Já a vítima do atropelamento de ontem correu o mesmo risco. O pé direito da mulher ficou debaixo de uma das rodas do ônibus, o que obrigou o condutor do veículo a dar ré para que a vítima pudesse ser socorrida. A senhora, que tem 82 anos e mora em Diamantina, no Vale do Jequitinhonha, foi encaminhada por uma equipe do Serviço de Atendimento Móvel de Urgência (Samu) ao Hospital de Pronto-Socorro (HPS) João XXIII. No fim da tarde de ontem, a informação era de que a paciente estava fora de perigo, seu estado era estável e ela aguardava transferência para um hospital particular. O resgate comoveu quem passava pelo local e deixou o trânsito congestionado.

O acidente ocorreu quando a mulher tentou atravessar a Rua Professor Moraes, na esquina com a Avenida Getúlio Vargas, sentido Praça da Savassi. A travessia é feita em duas etapas, separadas por uma espécie de ilha de concreto na pista. A pedestre foi atingida pelo ônibus na primeira parte da transposição. O motorista do coletivo, Jorge Paulo Ribeiro, de 43 anos, contou aos policiais militares que registram a ocorrência que a vítima “atravessou a rua de uma vez” no momento em que ele saía da Getúlio Vargas para prosseguir na Rua Professor Moraes.

“A seta estava ligada, mas como o carro é muito grande, é preciso abrir o raio da curva. A senhora, mesmo acidentada, estava lúcida e disse que pensou que o ônibus seguiria reto e que, por isso, começou a atravessar”, contou Jorge, acrescentando que o ônibus estava com lotação média e que os passageiros presenciaram o ocorrido e se ofereceram como testemunhas.

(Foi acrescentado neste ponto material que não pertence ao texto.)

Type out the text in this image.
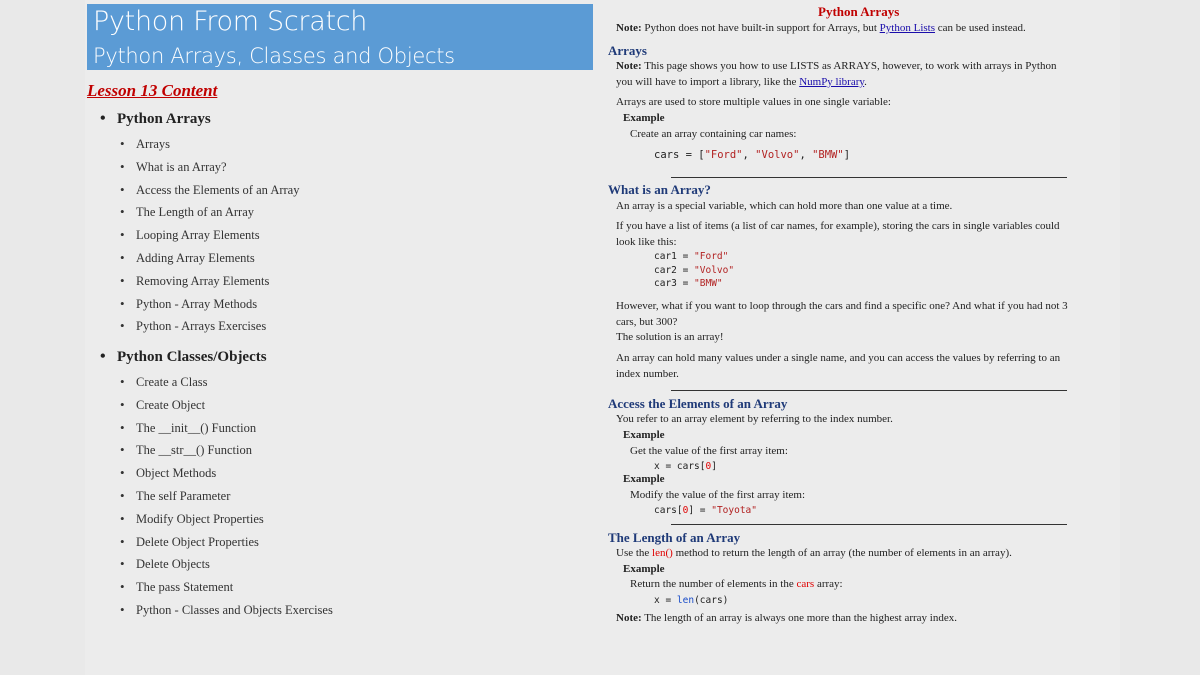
Python From Scratch
Python Arrays, Classes and Objects
Lesson 13 Content
• Python Arrays
• Arrays
• What is an Array?
• Access the Elements of an Array
• The Length of an Array
• Looping Array Elements
• Adding Array Elements
• Removing Array Elements
• Python - Array Methods
• Python - Arrays Exercises
• Python Classes/Objects
• Create a Class
• Create Object
• The __init__() Function
• The __str__() Function
• Object Methods
• The self Parameter
• Modify Object Properties
• Delete Object Properties
• Delete Objects
• The pass Statement
• Python - Classes and Objects Exercises
Python Arrays
Note: Python does not have built-in support for Arrays, but Python Lists can be used instead.
Arrays
Note: This page shows you how to use LISTS as ARRAYS, however, to work with arrays in Python
you will have to import a library, like the NumPy library.
Arrays are used to store multiple values in one single variable:
Example
Create an array containing car names:
cars = ["Ford", "Volvo", "BMW"]
What is an Array?
An array is a special variable, which can hold more than one value at a time.
If you have a list of items (a list of car names, for example), storing the cars in single variables could
look like this:
car1 = "Ford"
car2 = "Volvo"
car3 = "BMW"
However, what if you want to loop through the cars and find a specific one? And what if you had not 3
cars, but 300?
The solution is an array!
An array can hold many values under a single name, and you can access the values by referring to an
index number.
Access the Elements of an Array
You refer to an array element by referring to the index number.
Example
Get the value of the first array item:
x = cars[0]
Example
Modify the value of the first array item:
cars[0] = "Toyota"
The Length of an Array
Use the len() method to return the length of an array (the number of elements in an array).
Example
Return the number of elements in the cars array:
x = len(cars)
Note: The length of an array is always one more than the highest array index.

A BHTrans não entende como errado o fato de que o coletivo faça a manobra de abrir o raio para fazer a curva. É bom lembrar que boa parte dos coletivos da linha 82 tem quase o dobro do comprimento dos ônibus comuns, sendo articulados e por isso apelidados de “sanfonas”. Apesar de a empresa municipal considerar normal a manobra, o local não tem sinalização eficiente para pedestres e motoristas.

Osias Baptista Neto, um dos principais especialistas em trânsito e transporte do país, observou que o número de semáforos para pedestres na ilha é insuficiente: “Há um equipamento, na ilha, virado para quem segue da Professor Moraes para a Getúlio Vargas. O ideal é que houvesse outro, virado para quem faz o percurso contrário”. O especialista acrescenta que, na falta desse segundo sinal, quem está na faixa de pedestres, entre a Getúlio Vargas e a ilha, tem preferência sobre o trânsito de veículos. Dessa forma, mesmo que o condutor do Move tenha sinalizado a conversão à direita com a seta, a preferência da travessia era da vítima.

A BHTrans reconhece que falta um equipamento para pedestre na ilha e garantiu que vai sanar o problema nos próximos dias. A empresa acrescentou ainda que aumentará o espaço físico da ilha – atualmente, os ônibus articulados passam por cima da área destinada ao pedestre para fazer a curva. Outras esquinas da capital nas quais a travessia de pedestres precisa ser feita em duas etapas reclamam melhor sinalização, o que aumenta o risco de acidentes.



FALTAM DADOS O poder público não tem informações detalhadas sobre desastres envolvendo o Move. No Hospital João XXIII, há levantamento relativo ao número de passageiros de ônibus (Move e linhas comuns) socorridos na instituição. Foram 288 entre janeiro e abril deste ano. Em 2015, no mesmo período, 311. Em 2014, 293.

Já levantamento do Sistema Único de Saúde (SUS) diz respeito ao total de óbitos por veículos pesados, o que inclui caminhões. Na capital mineira, foram 21 mortes entre janeiro e março de 2016. No mesmo período de 2015 e de 2014 não houve vítima. Em 2013, houve um óbito. Em 2012 foram três.

Tanto no caso do HPS quanto do SUS é importante destacar que as vítimas podem ter se envolvido em acidentes em outras cidades e encaminhadas às unidades de saúde da capital. O Sindicato das Empresas de Transporte de Passageiros de Belo Horizonte (Setra-BH) optou por não comentar o assunto.